My apprehension was unnecessary. The view of the Academies, backed by the Vatican, was that “all voices should be heard.” The workshop, arranged by my old friends and colleagues Peter Raven and Partha Dasgupta, was one of the most productive and informative I have ever attended. It was an assembly of stars, and everyone was treated with dignity, respect, and fine hospitality. The presidents of the two Academies, Werner Arber and Margaret Archer, and their Chancellor Msgr. Marcelo Sánchez Sarondo were open and friendly. The papers (which will be published commercially), were (with a single exception) excellent, as was most of the discussion. Everyone emphasized the grave danger extinctions pose both to human life-support systems and the ethical duties of humanity to preserve “the creation” –the only life-forms we know of in the universe. There was essentially complete agreement that the drivers of the now-underway sixth mass extinction were human overpopulation, overconsumption by the rich, and inequity (poverty).

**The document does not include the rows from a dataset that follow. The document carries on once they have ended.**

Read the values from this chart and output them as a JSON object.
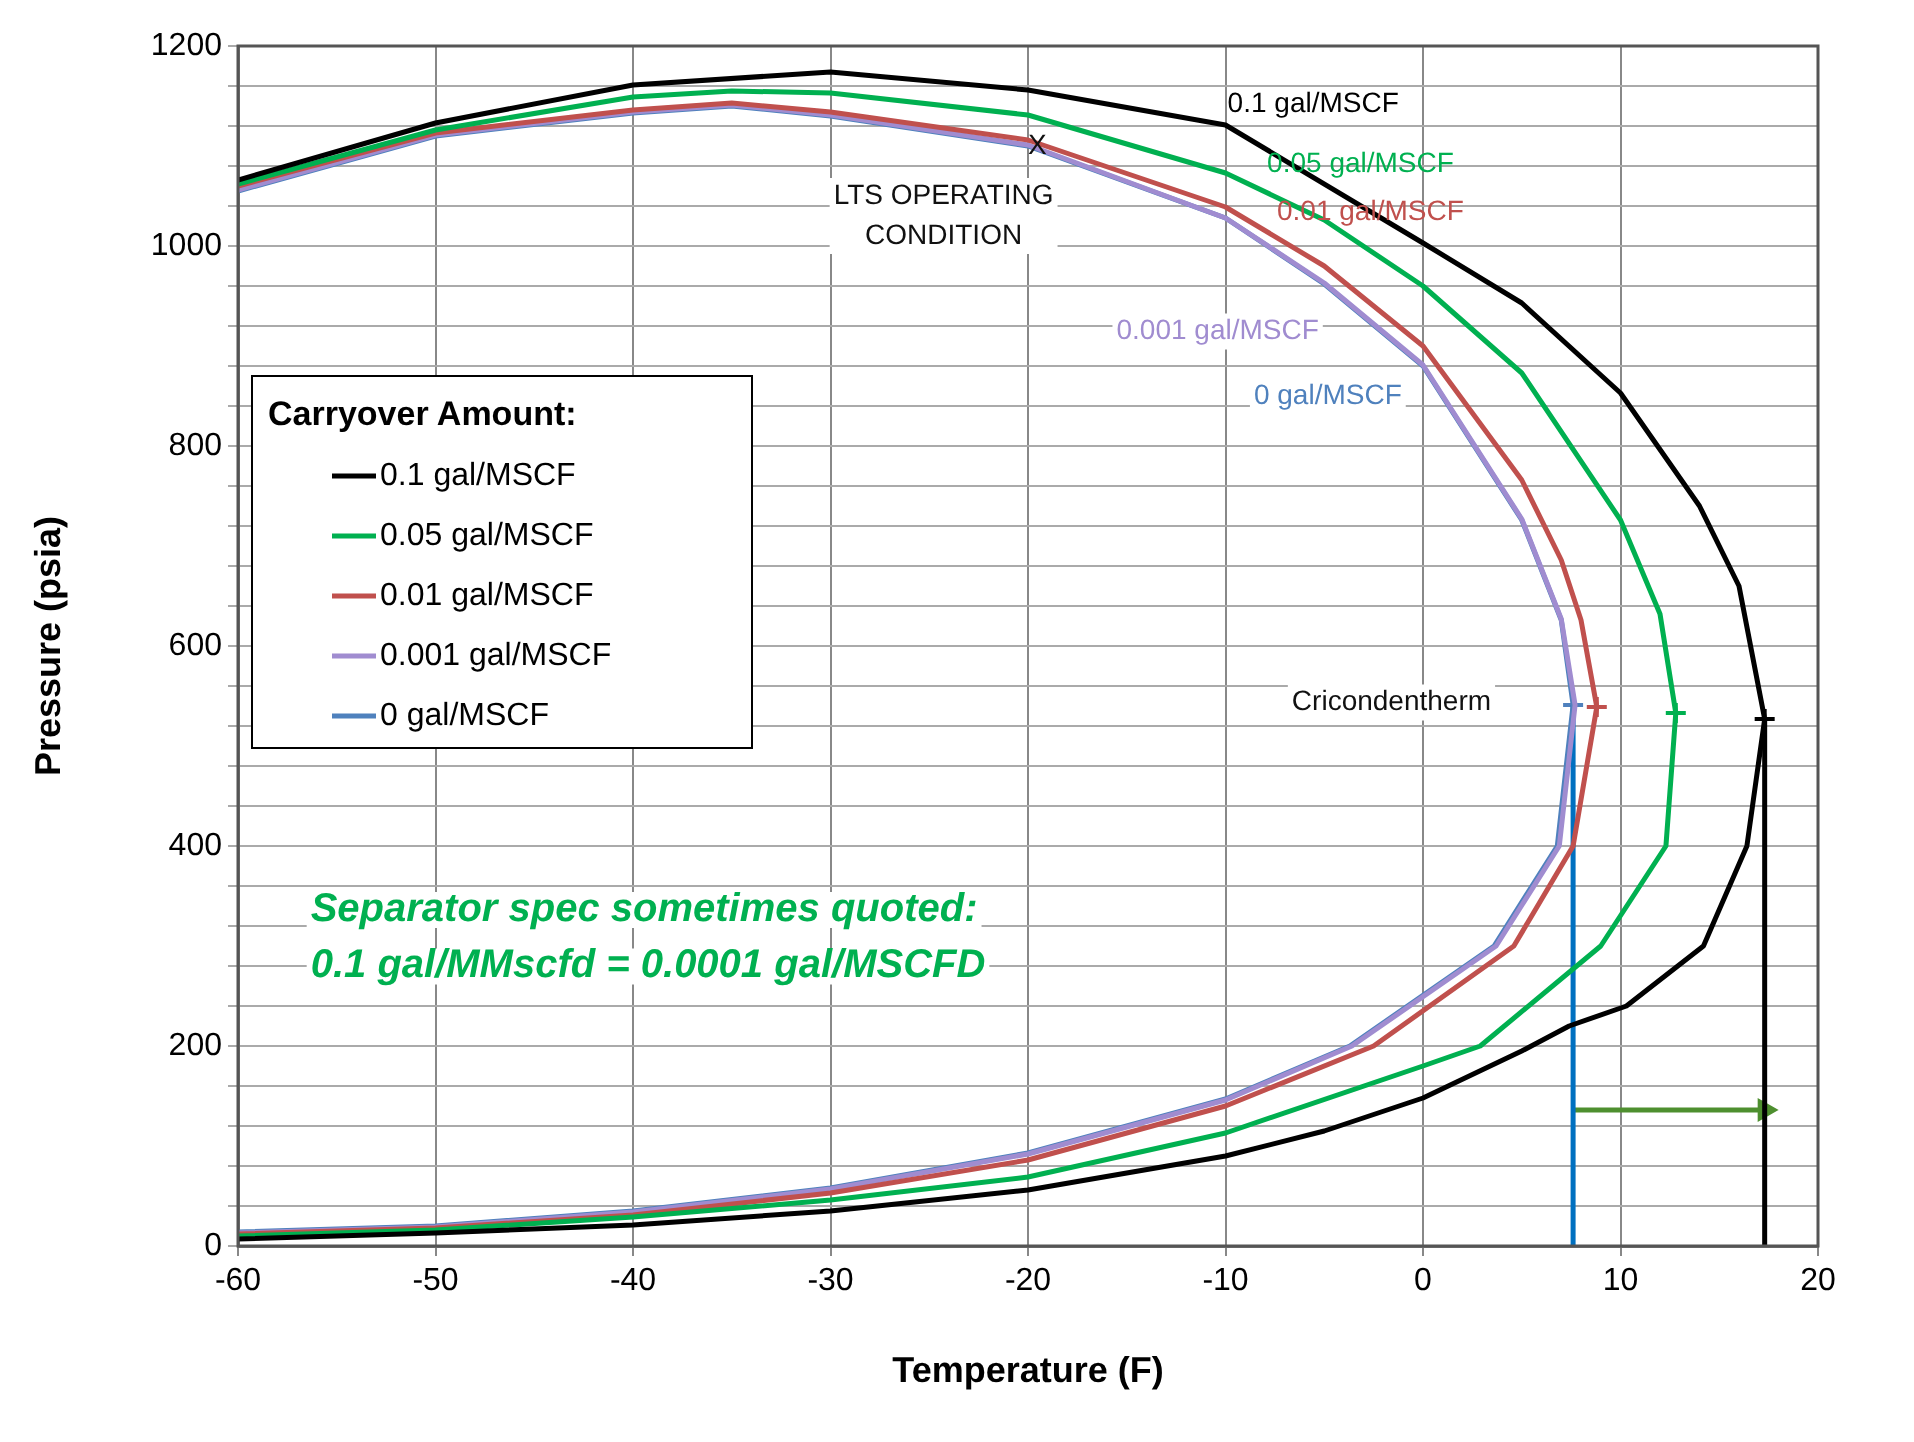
{
  "chart_data": {
    "type": "line",
    "xlabel": "Temperature (F)",
    "ylabel": "Pressure (psia)",
    "legend_title": "Carryover Amount:",
    "legend": "left",
    "grid": true,
    "marker": "none",
    "line_style": "solid",
    "xlim": [
      -60,
      20
    ],
    "xticks": [
      -60,
      -50,
      -40,
      -30,
      -20,
      -10,
      0,
      10,
      20
    ],
    "ylim": [
      0,
      1200
    ],
    "yticks": [
      0,
      {
        "value": 40,
        "label": null
      },
      {
        "value": 80,
        "label": null
      },
      {
        "value": 120,
        "label": null
      },
      {
        "value": 160,
        "label": null
      },
      200,
      {
        "value": 240,
        "label": null
      },
      {
        "value": 280,
        "label": null
      },
      {
        "value": 320,
        "label": null
      },
      {
        "value": 360,
        "label": null
      },
      400,
      {
        "value": 440,
        "label": null
      },
      {
        "value": 480,
        "label": null
      },
      {
        "value": 520,
        "label": null
      },
      {
        "value": 560,
        "label": null
      },
      600,
      {
        "value": 640,
        "label": null
      },
      {
        "value": 680,
        "label": null
      },
      {
        "value": 720,
        "label": null
      },
      {
        "value": 760,
        "label": null
      },
      800,
      {
        "value": 840,
        "label": null
      },
      {
        "value": 880,
        "label": null
      },
      {
        "value": 920,
        "label": null
      },
      {
        "value": 960,
        "label": null
      },
      1000,
      {
        "value": 1040,
        "label": null
      },
      {
        "value": 1080,
        "label": null
      },
      {
        "value": 1120,
        "label": null
      },
      {
        "value": 1160,
        "label": null
      },
      1200
    ],
    "series": [
      {
        "name": "0.1 gal/MSCF",
        "color": "#000000",
        "x": [
          -60,
          -50,
          -40,
          -30,
          -20,
          -10,
          0,
          5,
          10,
          14,
          16,
          17.3,
          16.4,
          14.2,
          10.3,
          7.4,
          5,
          0,
          -5,
          -10,
          -20,
          -30,
          -40,
          -50,
          -60
        ],
        "values": [
          1066,
          1123,
          1161,
          1174,
          1156,
          1121,
          1003,
          943,
          853,
          740,
          660,
          527,
          400,
          300,
          240,
          220,
          195,
          148,
          115,
          90,
          56,
          35,
          21,
          13,
          7
        ]
      },
      {
        "name": "0.05 gal/MSCF",
        "color": "#00b050",
        "x": [
          -60,
          -50,
          -40,
          -35,
          -30,
          -20,
          -10,
          -5,
          0,
          5,
          10,
          12,
          12.8,
          12.3,
          9,
          2.9,
          0,
          -10,
          -20,
          -30,
          -40,
          -50,
          -60
        ],
        "values": [
          1062,
          1116,
          1149,
          1155,
          1153,
          1131,
          1073,
          1026,
          960,
          873,
          726,
          632,
          533,
          400,
          300,
          200,
          180,
          113,
          69,
          46,
          29,
          16,
          10
        ]
      },
      {
        "name": "0.01 gal/MSCF",
        "color": "#c0504d",
        "x": [
          -60,
          -50,
          -40,
          -35,
          -30,
          -20,
          -10,
          -5,
          0,
          5,
          7,
          8,
          8.8,
          7.6,
          4.6,
          -2.5,
          -10,
          -20,
          -30,
          -40,
          -50,
          -60
        ],
        "values": [
          1060,
          1113,
          1136,
          1143,
          1134,
          1106,
          1039,
          980,
          900,
          766,
          686,
          626,
          539,
          400,
          300,
          200,
          140,
          86,
          53,
          31,
          18,
          12
        ]
      },
      {
        "name": "0.001 gal/MSCF",
        "color": "#a08cd0",
        "x": [
          -60,
          -50,
          -40,
          -35,
          -30,
          -20,
          -10,
          -5,
          0,
          5,
          7,
          7.7,
          6.9,
          3.7,
          -3.6,
          -10,
          -20,
          -30,
          -40,
          -50,
          -60
        ],
        "values": [
          1056,
          1111,
          1134,
          1141,
          1131,
          1101,
          1028,
          963,
          881,
          727,
          627,
          541,
          400,
          300,
          200,
          146,
          92,
          57,
          34,
          19,
          13
        ]
      },
      {
        "name": "0 gal/MSCF",
        "color": "#4f81bd",
        "x": [
          -60,
          -50,
          -40,
          -35,
          -30,
          -20,
          -10,
          -5,
          0,
          5,
          7,
          7.6,
          6.8,
          3.6,
          -3.7,
          -10,
          -20,
          -30,
          -40,
          -50,
          -60
        ],
        "values": [
          1055,
          1110,
          1133,
          1140,
          1130,
          1100,
          1028,
          962,
          880,
          726,
          626,
          541,
          400,
          300,
          200,
          147,
          93,
          58,
          35,
          20,
          14
        ]
      },
      {
        "color": "#0070c0",
        "x": [
          7.6,
          7.6
        ],
        "values": [
          0,
          541
        ]
      },
      {
        "color": "#000000",
        "x": [
          17.3,
          17.3
        ],
        "values": [
          0,
          527
        ]
      },
      {
        "type": "scatter",
        "marker": "cross",
        "x": [
          7.6,
          8.8,
          12.8,
          17.3
        ],
        "values": [
          541,
          539,
          533,
          527
        ],
        "colors": [
          "#4f81bd",
          "#c0504d",
          "#00b050",
          "#000000"
        ]
      },
      {
        "color": "#4e8f2f",
        "marker": "triangle",
        "x": [
          7.6,
          17.3
        ],
        "values": [
          136,
          136
        ]
      }
    ],
    "annotations": [
      {
        "text": "0.1 gal/MSCF",
        "x": -10.5,
        "y": 1120
      },
      {
        "text": "0.05 gal/MSCF",
        "x": -8.5,
        "y": 1060
      },
      {
        "text": "0.01 gal/MSCF",
        "x": -8,
        "y": 1012
      },
      "0.001 gal/MSCF",
      "0 gal/MSCF",
      {
        "text": "X",
        "x": -20,
        "y": 1100
      },
      "LTS OPERATING\nCONDITION",
      "Cricondentherm",
      "Separator spec sometimes quoted:",
      "0.1 gal/MMscfd = 0.0001 gal/MSCFD"
    ]
  }
}
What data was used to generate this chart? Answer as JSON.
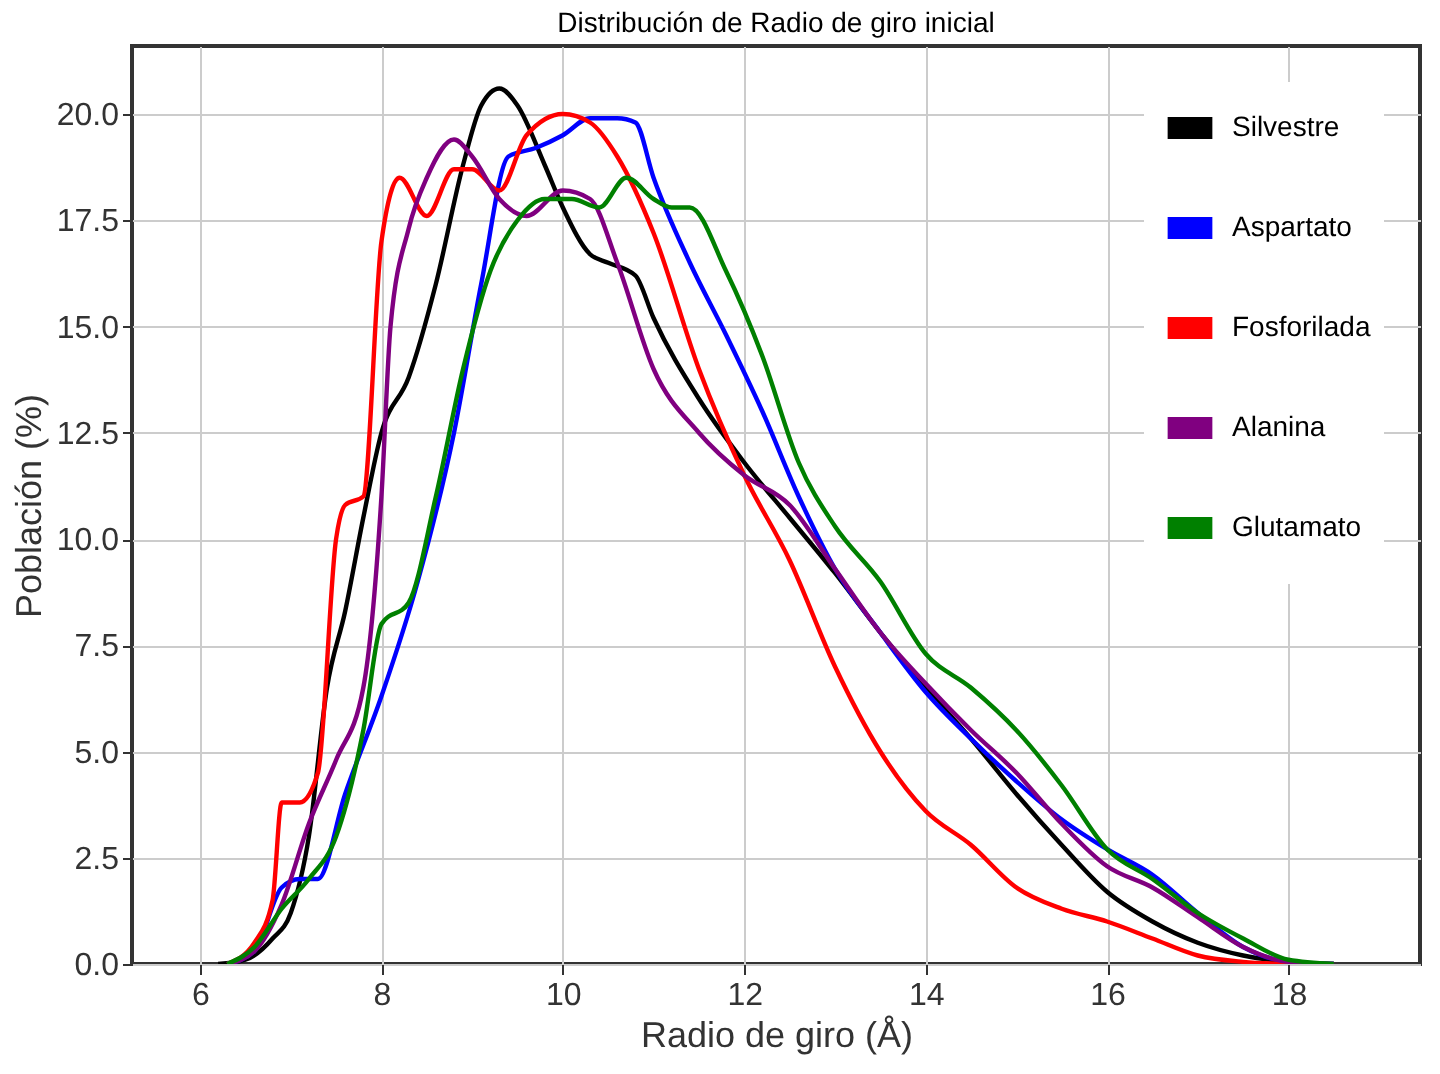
{
  "chart_data": {
    "type": "line",
    "title": "Distribución de Radio de giro inicial",
    "xlabel": "Radio de giro (Å)",
    "ylabel": "Población (%)",
    "xlim": [
      5.25,
      19.45
    ],
    "ylim": [
      0,
      21.6
    ],
    "xticks": [
      6,
      8,
      10,
      12,
      14,
      16,
      18
    ],
    "yticks": [
      {
        "value": 0,
        "label": "0.0"
      },
      2.5,
      {
        "value": 5,
        "label": "5.0"
      },
      7.5,
      {
        "value": 10,
        "label": "10.0"
      },
      12.5,
      {
        "value": 15,
        "label": "15.0"
      },
      17.5,
      {
        "value": 20,
        "label": "20.0"
      }
    ],
    "grid": true,
    "legend": "top right",
    "marker": "none",
    "line_style": "solid",
    "series": [
      {
        "name": "Silvestre",
        "color": "#000000",
        "x": [
          6.2,
          6.5,
          6.8,
          7.0,
          7.2,
          7.4,
          7.6,
          7.8,
          8.0,
          8.3,
          8.6,
          8.9,
          9.1,
          9.3,
          9.5,
          9.8,
          10.0,
          10.3,
          10.5,
          10.8,
          11.0,
          11.5,
          12.0,
          12.5,
          13.0,
          13.5,
          14.0,
          14.5,
          15.0,
          15.5,
          16.0,
          16.5,
          17.0,
          17.5,
          18.0,
          18.5
        ],
        "values": [
          0,
          0.1,
          0.6,
          1.2,
          3,
          6.5,
          8.3,
          10.5,
          12.5,
          13.8,
          16,
          18.8,
          20.2,
          20.6,
          20.2,
          18.8,
          17.8,
          16.7,
          16.5,
          16.2,
          15.2,
          13.3,
          11.8,
          10.5,
          9.2,
          7.8,
          6.5,
          5.3,
          4,
          2.8,
          1.7,
          1,
          0.5,
          0.2,
          0.05,
          0
        ]
      },
      {
        "name": "Aspartato",
        "color": "#0000ff",
        "x": [
          6.3,
          6.6,
          6.9,
          7.1,
          7.3,
          7.6,
          8.0,
          8.4,
          8.8,
          9.1,
          9.4,
          9.7,
          10.0,
          10.3,
          10.6,
          10.8,
          11.0,
          11.4,
          11.8,
          12.2,
          12.6,
          13.0,
          13.5,
          14.0,
          14.5,
          15.0,
          15.5,
          16.0,
          16.5,
          17.0,
          17.5,
          18.0,
          18.5
        ],
        "values": [
          0,
          0.3,
          1.8,
          2,
          2,
          4,
          6.3,
          9,
          12.5,
          16,
          19,
          19.2,
          19.5,
          19.9,
          19.9,
          19.8,
          18.5,
          16.5,
          14.8,
          13,
          11,
          9.3,
          7.8,
          6.4,
          5.3,
          4.3,
          3.4,
          2.7,
          2.1,
          1.2,
          0.4,
          0.05,
          0
        ]
      },
      {
        "name": "Fosforilada",
        "color": "#ff0000",
        "x": [
          6.3,
          6.6,
          6.8,
          6.9,
          7.1,
          7.3,
          7.5,
          7.6,
          7.8,
          8.0,
          8.2,
          8.5,
          8.8,
          9.0,
          9.3,
          9.6,
          10.0,
          10.3,
          10.6,
          11.0,
          11.5,
          12.0,
          12.5,
          13.0,
          13.5,
          14.0,
          14.5,
          15.0,
          15.5,
          16.0,
          16.5,
          17.0,
          17.5,
          18.0
        ],
        "values": [
          0,
          0.5,
          1.5,
          3.8,
          3.8,
          4.5,
          10,
          10.8,
          11,
          17,
          18.5,
          17.6,
          18.7,
          18.7,
          18.2,
          19.5,
          20,
          19.8,
          19,
          17.2,
          14,
          11.5,
          9.5,
          7,
          5,
          3.6,
          2.8,
          1.8,
          1.3,
          1,
          0.6,
          0.2,
          0.05,
          0
        ]
      },
      {
        "name": "Alanina",
        "color": "#800080",
        "x": [
          6.3,
          6.6,
          6.9,
          7.2,
          7.5,
          7.8,
          8.0,
          8.1,
          8.3,
          8.5,
          8.8,
          9.0,
          9.3,
          9.6,
          10.0,
          10.3,
          10.6,
          11.0,
          11.5,
          12.0,
          12.5,
          13.0,
          13.5,
          14.0,
          14.5,
          15.0,
          15.5,
          16.0,
          16.5,
          17.0,
          17.5,
          18.0,
          18.5
        ],
        "values": [
          0,
          0.3,
          1.4,
          3.3,
          4.8,
          6.5,
          11,
          15,
          17.3,
          18.5,
          19.4,
          19,
          18,
          17.6,
          18.2,
          18,
          16.5,
          14,
          12.5,
          11.5,
          10.8,
          9.3,
          7.8,
          6.6,
          5.5,
          4.5,
          3.3,
          2.3,
          1.8,
          1.1,
          0.4,
          0.05,
          0
        ]
      },
      {
        "name": "Glutamato",
        "color": "#008000",
        "x": [
          6.3,
          6.6,
          6.9,
          7.2,
          7.5,
          7.8,
          8.0,
          8.3,
          8.6,
          8.9,
          9.2,
          9.5,
          9.8,
          10.1,
          10.4,
          10.7,
          11.0,
          11.2,
          11.4,
          11.8,
          12.2,
          12.6,
          13.0,
          13.5,
          14.0,
          14.5,
          15.0,
          15.5,
          16.0,
          16.5,
          17.0,
          17.5,
          18.0,
          18.5
        ],
        "values": [
          0,
          0.4,
          1.3,
          2,
          3,
          5.5,
          8,
          8.5,
          11,
          14,
          16.3,
          17.5,
          18,
          18,
          17.8,
          18.5,
          18,
          17.8,
          17.8,
          16.3,
          14.3,
          11.8,
          10.3,
          9,
          7.3,
          6.5,
          5.5,
          4.2,
          2.7,
          2,
          1.2,
          0.6,
          0.1,
          0
        ]
      }
    ]
  }
}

The only issue that was carefully avoided was contraception. Everyone there, like virtually everyone, wanted abortion to be extremely rare. Since it was not in our charge, there was no point in having a discussion of methods of birth control, but everyone was aware of the view, which I share with all of my colleagues (including many Catholics), that contraception should be available to all, as a major tool in both the needed reduction in birth rates and avoidance of abortion.
All in all it was an encouraging experience. The Catholic Church is the only one with scholarly academies charged with providing unbiased information. As a result, for example, it has led the way in the battle against climate denial and long ago accepted the overwhelming evidence for evolution. In a civilization facing existential risks, it should be praised and supported for this attitude toward science.